Diagnosi di cancro nella nostra società, per quanti progressi siano stati fatti in medicina e per quanto sia possibile anche guarire con le adeguate cure, ci fa sempre tremare. Cancro significa ancora “diagnosi di morte”. Ancora di più se ad ammalarsi sono poi i bambini, così indifesi.

Ma cosa succede ai genitori o a chi sta intorno al malato?

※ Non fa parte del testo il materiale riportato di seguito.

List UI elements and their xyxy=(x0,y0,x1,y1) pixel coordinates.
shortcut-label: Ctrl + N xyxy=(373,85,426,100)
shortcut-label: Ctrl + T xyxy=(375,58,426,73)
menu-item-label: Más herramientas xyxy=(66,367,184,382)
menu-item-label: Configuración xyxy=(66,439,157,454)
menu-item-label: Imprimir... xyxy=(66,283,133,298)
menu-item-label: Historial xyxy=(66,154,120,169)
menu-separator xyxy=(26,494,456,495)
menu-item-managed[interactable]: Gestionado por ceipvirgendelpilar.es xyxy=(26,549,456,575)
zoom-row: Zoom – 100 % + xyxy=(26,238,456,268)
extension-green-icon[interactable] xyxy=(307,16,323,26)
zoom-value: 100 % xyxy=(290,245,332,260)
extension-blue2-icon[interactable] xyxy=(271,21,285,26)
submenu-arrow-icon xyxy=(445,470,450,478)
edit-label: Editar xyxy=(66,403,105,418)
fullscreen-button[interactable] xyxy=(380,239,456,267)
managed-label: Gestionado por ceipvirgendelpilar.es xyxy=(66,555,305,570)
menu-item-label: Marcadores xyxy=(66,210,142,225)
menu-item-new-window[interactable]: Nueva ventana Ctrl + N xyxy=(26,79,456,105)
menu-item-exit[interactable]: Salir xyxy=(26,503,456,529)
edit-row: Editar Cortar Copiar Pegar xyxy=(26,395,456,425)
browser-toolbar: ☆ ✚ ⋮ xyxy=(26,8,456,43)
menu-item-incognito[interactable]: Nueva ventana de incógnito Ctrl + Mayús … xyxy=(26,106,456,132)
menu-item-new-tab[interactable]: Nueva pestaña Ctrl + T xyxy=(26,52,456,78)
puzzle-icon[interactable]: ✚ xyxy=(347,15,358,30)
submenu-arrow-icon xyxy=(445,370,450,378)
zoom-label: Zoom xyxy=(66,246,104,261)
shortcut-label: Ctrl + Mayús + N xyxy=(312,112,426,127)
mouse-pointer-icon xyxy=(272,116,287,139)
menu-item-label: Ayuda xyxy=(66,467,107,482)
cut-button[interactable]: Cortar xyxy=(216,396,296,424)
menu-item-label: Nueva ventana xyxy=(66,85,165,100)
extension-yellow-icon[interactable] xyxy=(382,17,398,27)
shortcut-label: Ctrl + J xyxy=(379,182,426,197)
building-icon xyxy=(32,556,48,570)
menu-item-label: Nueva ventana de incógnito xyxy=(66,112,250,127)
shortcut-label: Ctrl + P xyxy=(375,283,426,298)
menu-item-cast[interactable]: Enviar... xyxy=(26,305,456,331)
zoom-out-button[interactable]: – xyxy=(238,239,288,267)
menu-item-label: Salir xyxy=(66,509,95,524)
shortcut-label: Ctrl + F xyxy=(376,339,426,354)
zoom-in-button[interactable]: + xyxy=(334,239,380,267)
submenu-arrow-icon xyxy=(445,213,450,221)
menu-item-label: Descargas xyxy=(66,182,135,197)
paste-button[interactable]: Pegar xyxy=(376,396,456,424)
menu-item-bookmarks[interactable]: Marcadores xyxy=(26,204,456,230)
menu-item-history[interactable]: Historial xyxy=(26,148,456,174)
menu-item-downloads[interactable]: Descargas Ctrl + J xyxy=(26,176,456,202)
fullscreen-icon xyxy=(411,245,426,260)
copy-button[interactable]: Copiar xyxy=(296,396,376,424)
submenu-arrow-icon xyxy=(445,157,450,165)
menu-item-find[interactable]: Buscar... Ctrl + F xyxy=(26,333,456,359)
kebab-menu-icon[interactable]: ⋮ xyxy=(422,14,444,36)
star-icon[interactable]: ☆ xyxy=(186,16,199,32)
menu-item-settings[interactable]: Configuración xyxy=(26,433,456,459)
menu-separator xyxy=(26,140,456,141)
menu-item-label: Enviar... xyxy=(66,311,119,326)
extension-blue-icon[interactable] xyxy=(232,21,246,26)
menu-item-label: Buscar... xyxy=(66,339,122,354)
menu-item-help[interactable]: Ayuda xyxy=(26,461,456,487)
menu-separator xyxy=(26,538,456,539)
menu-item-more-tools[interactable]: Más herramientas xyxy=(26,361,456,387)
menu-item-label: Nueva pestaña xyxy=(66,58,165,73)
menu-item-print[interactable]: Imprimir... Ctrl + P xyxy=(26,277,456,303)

Scatta la tutela, si dice poco con l’intento di limitare i danni, si esprimono poco le emozioni e si entra nel meccanismo del fare: trovare un buon medico, trovare le migliori cure, il miglior ospedale… è giusto, è necessario, ma manca una arte importante: l’emozione. Serve uno spazio emozionale per la paura, la disperazione sia dei genitori che dei figli. I bambini, per quanto possano sapere poco, sentono che qualcosa non va bene. D’altronde sono loro a ricevere cure e a trovarsi nei letti di ospedale a subire chemio. Hanno i canali emotivi più aperti degli adulti, sentono la paura dei genitori anche se inespressa, e possono imparare ad essere forti per loro come atto d’amore.

La salute non è l’unica cosa che conta: i bambini vogliono poter esprimere la paura che sentono, e anche i genitori. È necessario questo spazio per entrambi.

Spazio alla paura, parlatene! Spazio al dolore, condividetelo.

Quello che più fa male non è un atto di verità e trasparenza, ma i non detti che vengono esperiti e sperimentati a livelli inconsci e si sentono sulla pelle.